Ich will ja die Schweiz gut repräsentieren und ein Vorbild für die Jungen sein. Daher spielt es schon eine Rolle, was die Leute von mir denken. Dann zu sehen, wie sie auch mitfiebern, wenn es wie im WM-Halbfinal über 100 Meter knapp nicht reicht, ist wirklich schön für mich.

Sie haben an den Sports Awards unter anderem ihrem Freund gedankt. In der Öffentlichkeit ist er bisher aber noch nicht in Erscheinung getreten.
Meine Beziehung ist etwas, was ich bewusst privat halte und nicht mit der Öffentlichkeit teilen möchte.
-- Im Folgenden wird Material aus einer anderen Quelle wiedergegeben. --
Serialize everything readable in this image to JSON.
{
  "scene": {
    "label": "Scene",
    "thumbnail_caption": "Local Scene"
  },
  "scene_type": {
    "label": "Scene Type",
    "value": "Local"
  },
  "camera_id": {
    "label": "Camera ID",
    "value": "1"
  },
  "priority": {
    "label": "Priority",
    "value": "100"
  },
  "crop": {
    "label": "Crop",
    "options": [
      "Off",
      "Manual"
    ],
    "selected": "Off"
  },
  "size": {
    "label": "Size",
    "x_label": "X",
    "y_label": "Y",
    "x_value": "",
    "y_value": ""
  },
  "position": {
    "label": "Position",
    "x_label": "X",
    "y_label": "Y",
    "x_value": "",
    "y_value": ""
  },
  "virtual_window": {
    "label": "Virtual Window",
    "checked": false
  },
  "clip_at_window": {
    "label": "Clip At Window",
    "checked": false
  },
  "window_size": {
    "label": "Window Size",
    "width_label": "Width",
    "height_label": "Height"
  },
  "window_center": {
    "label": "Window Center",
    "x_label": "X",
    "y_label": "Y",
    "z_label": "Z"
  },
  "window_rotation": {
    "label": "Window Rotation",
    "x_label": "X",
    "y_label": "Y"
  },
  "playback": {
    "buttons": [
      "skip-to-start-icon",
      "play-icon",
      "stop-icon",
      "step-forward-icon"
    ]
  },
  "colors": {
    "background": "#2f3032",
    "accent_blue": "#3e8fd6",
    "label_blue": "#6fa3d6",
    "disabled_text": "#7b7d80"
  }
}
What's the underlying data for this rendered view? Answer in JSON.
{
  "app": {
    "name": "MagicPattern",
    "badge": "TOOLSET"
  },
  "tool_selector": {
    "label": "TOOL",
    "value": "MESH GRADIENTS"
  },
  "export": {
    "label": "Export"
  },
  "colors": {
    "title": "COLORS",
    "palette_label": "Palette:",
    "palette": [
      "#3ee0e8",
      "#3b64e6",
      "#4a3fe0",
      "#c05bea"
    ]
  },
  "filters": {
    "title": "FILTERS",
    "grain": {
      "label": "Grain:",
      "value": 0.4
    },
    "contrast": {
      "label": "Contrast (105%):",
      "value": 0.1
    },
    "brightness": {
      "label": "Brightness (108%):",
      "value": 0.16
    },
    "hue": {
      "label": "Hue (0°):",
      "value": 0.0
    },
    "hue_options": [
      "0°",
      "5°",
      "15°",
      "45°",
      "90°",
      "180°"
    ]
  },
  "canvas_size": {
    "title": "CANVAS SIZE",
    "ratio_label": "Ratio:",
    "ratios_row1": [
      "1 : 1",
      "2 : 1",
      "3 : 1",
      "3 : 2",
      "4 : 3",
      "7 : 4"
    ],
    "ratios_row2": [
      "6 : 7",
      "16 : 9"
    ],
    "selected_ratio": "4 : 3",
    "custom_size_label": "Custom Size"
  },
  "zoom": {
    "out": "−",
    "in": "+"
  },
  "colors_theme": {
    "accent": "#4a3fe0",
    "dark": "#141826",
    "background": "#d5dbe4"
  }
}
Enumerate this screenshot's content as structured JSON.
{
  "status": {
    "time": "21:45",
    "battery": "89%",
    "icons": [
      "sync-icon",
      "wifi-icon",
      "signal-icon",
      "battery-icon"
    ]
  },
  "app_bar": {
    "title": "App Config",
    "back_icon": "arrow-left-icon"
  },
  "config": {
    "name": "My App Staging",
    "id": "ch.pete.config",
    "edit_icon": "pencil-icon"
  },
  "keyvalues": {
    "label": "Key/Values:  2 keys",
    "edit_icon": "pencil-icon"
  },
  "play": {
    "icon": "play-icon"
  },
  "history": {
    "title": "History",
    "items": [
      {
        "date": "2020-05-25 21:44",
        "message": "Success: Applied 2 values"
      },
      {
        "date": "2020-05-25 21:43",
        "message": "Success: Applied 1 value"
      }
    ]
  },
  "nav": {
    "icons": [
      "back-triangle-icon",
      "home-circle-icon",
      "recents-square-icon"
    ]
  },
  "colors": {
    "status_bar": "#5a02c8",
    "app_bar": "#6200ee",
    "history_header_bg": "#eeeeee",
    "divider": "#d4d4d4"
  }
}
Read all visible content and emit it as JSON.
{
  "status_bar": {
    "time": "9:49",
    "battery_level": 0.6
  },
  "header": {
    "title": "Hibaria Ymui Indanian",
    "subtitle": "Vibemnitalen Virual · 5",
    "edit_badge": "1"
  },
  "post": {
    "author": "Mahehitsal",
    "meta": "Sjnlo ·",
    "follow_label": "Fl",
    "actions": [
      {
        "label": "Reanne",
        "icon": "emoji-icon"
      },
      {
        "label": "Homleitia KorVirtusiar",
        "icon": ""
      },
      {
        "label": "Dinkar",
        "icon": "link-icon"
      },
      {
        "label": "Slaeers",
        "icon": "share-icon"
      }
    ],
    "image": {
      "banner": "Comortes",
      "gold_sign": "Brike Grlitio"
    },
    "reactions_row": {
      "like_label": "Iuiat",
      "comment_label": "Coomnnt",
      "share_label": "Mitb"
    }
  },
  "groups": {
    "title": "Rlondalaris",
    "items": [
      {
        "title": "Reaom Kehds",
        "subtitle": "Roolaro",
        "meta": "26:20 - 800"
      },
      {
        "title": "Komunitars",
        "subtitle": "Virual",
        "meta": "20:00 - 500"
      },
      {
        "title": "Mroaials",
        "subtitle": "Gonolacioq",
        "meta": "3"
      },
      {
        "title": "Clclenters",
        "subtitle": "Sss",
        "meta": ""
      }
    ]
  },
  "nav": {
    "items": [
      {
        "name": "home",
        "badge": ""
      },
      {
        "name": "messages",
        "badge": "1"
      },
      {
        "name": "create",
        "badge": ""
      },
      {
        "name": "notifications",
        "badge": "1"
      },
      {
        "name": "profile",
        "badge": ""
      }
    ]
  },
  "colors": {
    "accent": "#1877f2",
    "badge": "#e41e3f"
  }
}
Vielleicht nehme ich meinen Freund aber bald einmal an einen öffentlichen Anlass mit. Schliesslich will ich ihn ja nicht verstecken.

Sind Sie mit Ihrem Image als Postergirl der Leichtathletik zufrieden?
Der Aufschwung, den die Schweizer Leichtathletik in letzter Zeit geniesst, ist doch wunderbar. Dafür braucht es Vorbilder. Wenn ich die Jungen motivieren kann, bin ich auch gerne das Postergirl – auch wenn ich das nicht für immer sein kann.

Wie hat sich Ihr Leben seit WM-Bronze verändert?
Im Alltag ist vieles gleich geblieben, ausser dass mich auf der Strasse mehr Leute erkennen. Dafür sehe ich meine Karriere komplett anders: Die WM-Medaille katapultiert dich eine neue Liga. Ich habe erst später realisiert, dass nur fünf andere Schweizer (Werner Günthör, Anita Weyermann, Marcel Schelbert, André Bucher und Viktor Röthlin, Anm. d. Red.) je eine WM-Medaille geholt haben. Und das sind alles absolute Leichtathletik-Legenden. Da habe ich gecheckt, was das für eine Bedeutung hat.

Als WM-Medaillengewinnerin gehören Sie 2020 in Tokio auch zu den Kandidatinnen auf eine Olympia-Medaille.
Diese Gleichung ist leider nicht so einfach, weil das Niveau jedes Jahr komplett anders ist. Und in einer Olympia-Saison ist es besonders hoch. Dieses Jahr haben viele Läuferinnen aufgrund der späten WM Fehler in der Saisonplanung gemacht, was mir sicher in die Karten gespielt hat. Mich werden aber in Tokio mehr Leute auf der Rechnung haben als noch in Doha.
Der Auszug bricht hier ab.